How do we structure our organization for business change?
“It is not the strongest of the species that survives, nor the most intelligent that survives. It is the one that is the most adaptable to change.” ~ Charles Darwin
This quote says it all. The business world is constantly changing. What works today may not work tomorrow. There are new trends occurring every day. Business leaders have to be able to adapt quickly, which begs the question … how adaptable are you and your organization?
In order to structure an organization for change, business leaders need to think and act differently … need to manage differently … and need to compete differently.

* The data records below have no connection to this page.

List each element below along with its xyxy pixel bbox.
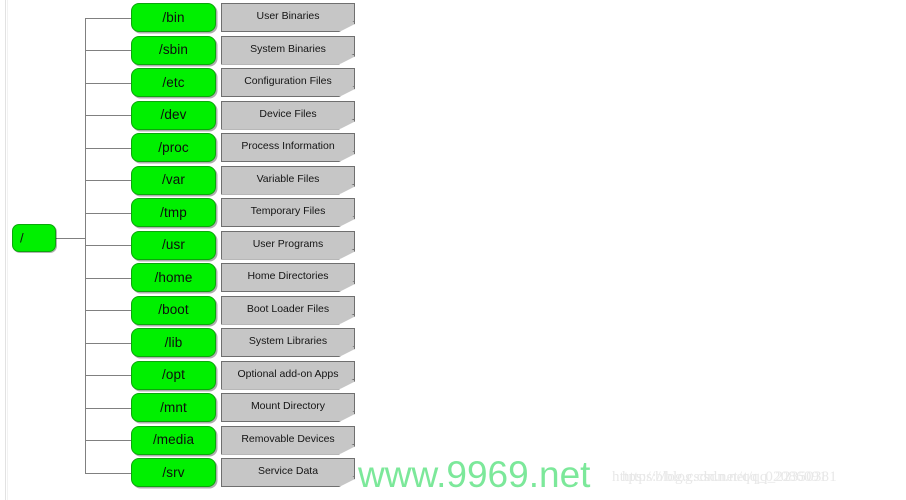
- directory-description-bin: User Binaries: [221, 3, 355, 32]
- directory-description-label: System Binaries: [250, 42, 326, 55]
- directory-description-label: Device Files: [259, 107, 317, 120]
- directory-node-bin[interactable]: /bin: [131, 3, 216, 32]
- directory-description-boot: Boot Loader Files: [221, 295, 355, 325]
- directory-node-mnt[interactable]: /mnt: [131, 393, 216, 422]
- directory-description-sbin: System Binaries: [221, 35, 355, 65]
- tree-branch-line: [85, 83, 131, 85]
- directory-description-label: Service Data: [257, 465, 319, 478]
- folded-corner-icon: [337, 411, 354, 421]
- directory-node-opt[interactable]: /opt: [131, 360, 216, 390]
- page-edge-line-secondary: [7, 0, 8, 500]
- tree-branch-line: [85, 148, 131, 150]
- page-edge-line: [5, 0, 6, 500]
- folded-corner-icon: [337, 313, 354, 324]
- tree-branch-line: [85, 343, 131, 345]
- directory-node-label: /usr: [162, 237, 185, 253]
- node-root[interactable]: /: [12, 224, 56, 252]
- directory-description-label: User Programs: [252, 237, 324, 250]
- tree-branch-line: [85, 310, 131, 312]
- directory-node-usr[interactable]: /usr: [131, 230, 216, 260]
- directory-node-lib[interactable]: /lib: [131, 328, 216, 357]
- directory-node-label: /mnt: [160, 399, 187, 415]
- directory-description-opt: Optional add-on Apps: [221, 360, 355, 390]
- directory-node-label: /opt: [162, 367, 185, 383]
- directory-node-label: /sbin: [158, 42, 189, 58]
- directory-description-media: Removable Devices: [221, 425, 355, 455]
- tree-branch-line: [85, 50, 131, 52]
- directory-description-label: Mount Directory: [250, 400, 326, 413]
- directory-description-proc: Process Information: [221, 133, 355, 162]
- tree-branch-line: [85, 375, 131, 377]
- folded-corner-icon: [337, 248, 354, 259]
- tree-trunk-line: [85, 18, 87, 473]
- directory-description-usr: User Programs: [221, 230, 355, 260]
- directory-node-label: /proc: [158, 139, 189, 155]
- directory-description-etc: Configuration Files: [221, 68, 355, 97]
- directory-node-label: /var: [162, 172, 185, 188]
- directory-node-dev[interactable]: /dev: [131, 100, 216, 130]
- directory-node-home[interactable]: /home: [131, 263, 216, 292]
- folded-corner-icon: [337, 53, 354, 64]
- directory-description-var: Variable Files: [221, 165, 355, 195]
- tree-branch-line: [85, 440, 131, 442]
- directory-node-label: /boot: [158, 302, 189, 318]
- directory-description-srv: Service Data: [221, 458, 355, 487]
- folded-corner-icon: [337, 443, 354, 454]
- folded-corner-icon: [337, 183, 354, 194]
- directory-node-label: /home: [154, 269, 193, 285]
- tree-branch-line: [85, 115, 131, 117]
- directory-description-label: Variable Files: [256, 172, 320, 185]
- directory-node-label: /lib: [164, 334, 183, 350]
- folded-corner-icon: [337, 21, 354, 31]
- directory-description-home: Home Directories: [221, 263, 355, 292]
- directory-node-sbin[interactable]: /sbin: [131, 35, 216, 65]
- directory-node-srv[interactable]: /srv: [131, 458, 216, 487]
- folded-corner-icon: [337, 216, 354, 226]
- directory-node-boot[interactable]: /boot: [131, 295, 216, 325]
- directory-node-media[interactable]: /media: [131, 425, 216, 455]
- folded-corner-icon: [337, 151, 354, 161]
- tree-branch-line: [85, 18, 131, 20]
- directory-description-mnt: Mount Directory: [221, 393, 355, 422]
- directory-description-label: Temporary Files: [250, 205, 326, 218]
- folded-corner-icon: [337, 281, 354, 291]
- watermark-blog-url-b: https://blog.csdn.net/qq_22350381: [622, 469, 837, 485]
- directory-node-label: /media: [152, 432, 195, 448]
- folded-corner-icon: [337, 346, 354, 356]
- folded-corner-icon: [337, 86, 354, 96]
- tree-branch-line: [85, 213, 131, 215]
- directory-node-proc[interactable]: /proc: [131, 133, 216, 162]
- directory-node-var[interactable]: /var: [131, 165, 216, 195]
- directory-description-label: Boot Loader Files: [246, 302, 330, 315]
- directory-description-label: Configuration Files: [244, 75, 332, 88]
- directory-description-label: User Binaries: [256, 10, 320, 23]
- tree-branch-line: [85, 473, 131, 475]
- folded-corner-icon: [337, 378, 354, 389]
- directory-node-tmp[interactable]: /tmp: [131, 198, 216, 227]
- directory-description-label: Process Information: [241, 140, 335, 153]
- directory-description-tmp: Temporary Files: [221, 198, 355, 227]
- watermark-site-green: www.9969.net: [358, 454, 591, 495]
- directory-node-label: /srv: [162, 464, 185, 480]
- tree-branch-line: [85, 245, 131, 247]
- tree-branch-line: [85, 180, 131, 182]
- directory-description-dev: Device Files: [221, 100, 355, 130]
- tree-branch-line: [85, 278, 131, 280]
- folded-corner-icon: [337, 476, 354, 486]
- directory-node-label: /dev: [160, 107, 187, 123]
- folded-corner-icon: [337, 118, 354, 129]
- directory-node-label: /bin: [162, 9, 185, 25]
- root-connector-line: [56, 238, 86, 240]
- filesystem-hierarchy-diagram: / /bin User Binaries/sbin System Binaries /…: [0, 0, 906, 500]
- node-root-label: /: [20, 230, 24, 246]
- directory-description-label: Home Directories: [247, 270, 329, 283]
- directory-description-label: Optional add-on Apps: [237, 367, 339, 380]
- directory-description-label: System Libraries: [248, 335, 328, 348]
- directory-node-label: /tmp: [160, 204, 187, 220]
- directory-description-label: Removable Devices: [241, 432, 335, 445]
- directory-node-label: /etc: [162, 74, 185, 90]
- tree-branch-line: [85, 408, 131, 410]
- directory-description-lib: System Libraries: [221, 328, 355, 357]
- directory-node-etc[interactable]: /etc: [131, 68, 216, 97]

Every organization has “black spaces” and “white spaces” within their structure. “Black spaces” refer to those functional areas the organization has formally defined such as the departments and functions of the organization, as well as the people to staff them … in other words, the boxes on your organizational chart. Most organizations manage their “black spaces” or manage vertically effectively.
“White spaces” refer to those areas where the functional or departmental ‘hand-offs’ take place. Hand-offs typically are not formally defined and in most cases are unclear. There usually isn’t any one person with authority over them. However, it’s in these “white spaces” where innovation, creativity, and out of the box thinking can occur.
Organizations that manage and maximize both the “black and white spaces” often find they have the resources and are able to adapt to change much more quickly. Why? Well, in lieu of managing just the vertical silos, managing horizontally allows organizations to create cross-functional teams. Cross-functional teams are better equipped to better assess, change, and adapt because the team is comprised of individuals from multiple departments or functions which by their collective knowledge and cooperation leads to less re-work, waste, and/or scrap, shortened lead times, improvement in quality, increased innovation, and more solid customer relationships.
What would less re-work, waste, and/or scrap, shortened lead times, improved quality, increased innovation, and more solid customer relationships mean to your organization?